La découverte, de taille, vint donc du Pays du Soleil Levant : Que le percussionniste Yahiro Tomohiro connaisse si bien les rythmes latins peut s'expliquer par le fait qu'il a vécu longtemps aux Canaries, et l'énergie qu' il impulse à cette musique doit sûrement aussi quelque-chose à la percussion traditionnelle japonaise, même s'il n'en joue jamais les rythmes.

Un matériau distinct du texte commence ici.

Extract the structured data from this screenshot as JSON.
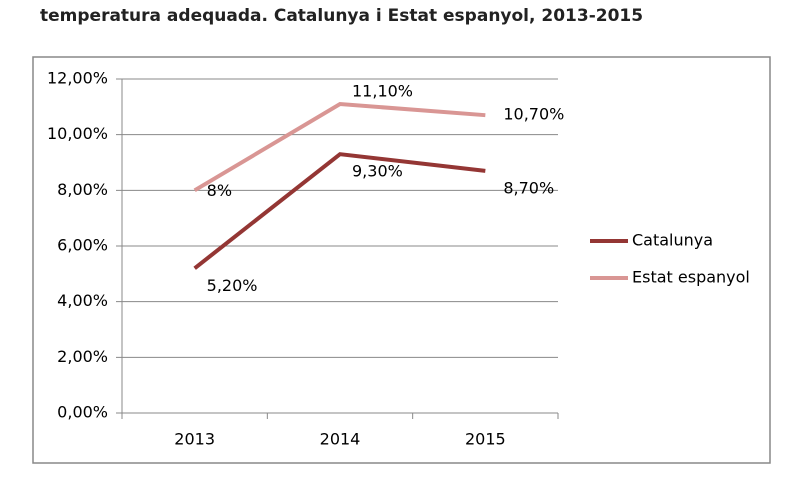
{
  "chart_data": {
    "type": "line",
    "title": "temperatura adequada. Catalunya i Estat espanyol, 2013-2015",
    "categories": [
      "2013",
      "2014",
      "2015"
    ],
    "series": [
      {
        "name": "Catalunya",
        "color": "#943634",
        "values": [
          5.2,
          9.3,
          8.7
        ],
        "value_labels": [
          "5,20%",
          "9,30%",
          "8,70%"
        ]
      },
      {
        "name": "Estat espanyol",
        "color": "#d99694",
        "values": [
          8,
          11.1,
          10.7
        ],
        "value_labels": [
          "8%",
          "11,10%",
          "10,70%"
        ]
      }
    ],
    "ylim": [
      0,
      12
    ],
    "yticks": [
      {
        "value": 0,
        "label": "0,00%"
      },
      {
        "value": 2,
        "label": "2,00%"
      },
      {
        "value": 4,
        "label": "4,00%"
      },
      {
        "value": 6,
        "label": "6,00%"
      },
      {
        "value": 8,
        "label": "8,00%"
      },
      {
        "value": 10,
        "label": "10,00%"
      },
      {
        "value": 12,
        "label": "12,00%"
      }
    ],
    "grid": true,
    "legend": "right"
  }
}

Quant à Aska Kaneko, elle fut époustouflante de virtuosité et d'inventivité, faisant le lien entre l' Argentine et le Japon par un son de violon qui trahit une énorme culture classique européenne - On l'imagine très bien interprétant Bartok ! Sauf qu'elle ne pourrait alors pas s'échapper de la partition et se lancer dans de folles improvisations, comme elle le fait sans interruption avec Gaïa Cuatro. Ajoutons que la manière dont Aska Kaneko fait corps avec son violon et la gestuelle qui en découle sont un plaisir pour les yeux qui magnifie encore le sentiment de bonheur qu'elle nous procure.
Le public en redemande, les musiciens généreux jusqu'au bout de cette première tournée européenne reviendront trois fois pour notre plus grand plaisir... Seul l'archet du violon d' Aska doit se réjouir de la fin du concert : il a perdu quelques crins au passage et a sûrement besoin d'un bon reméchage!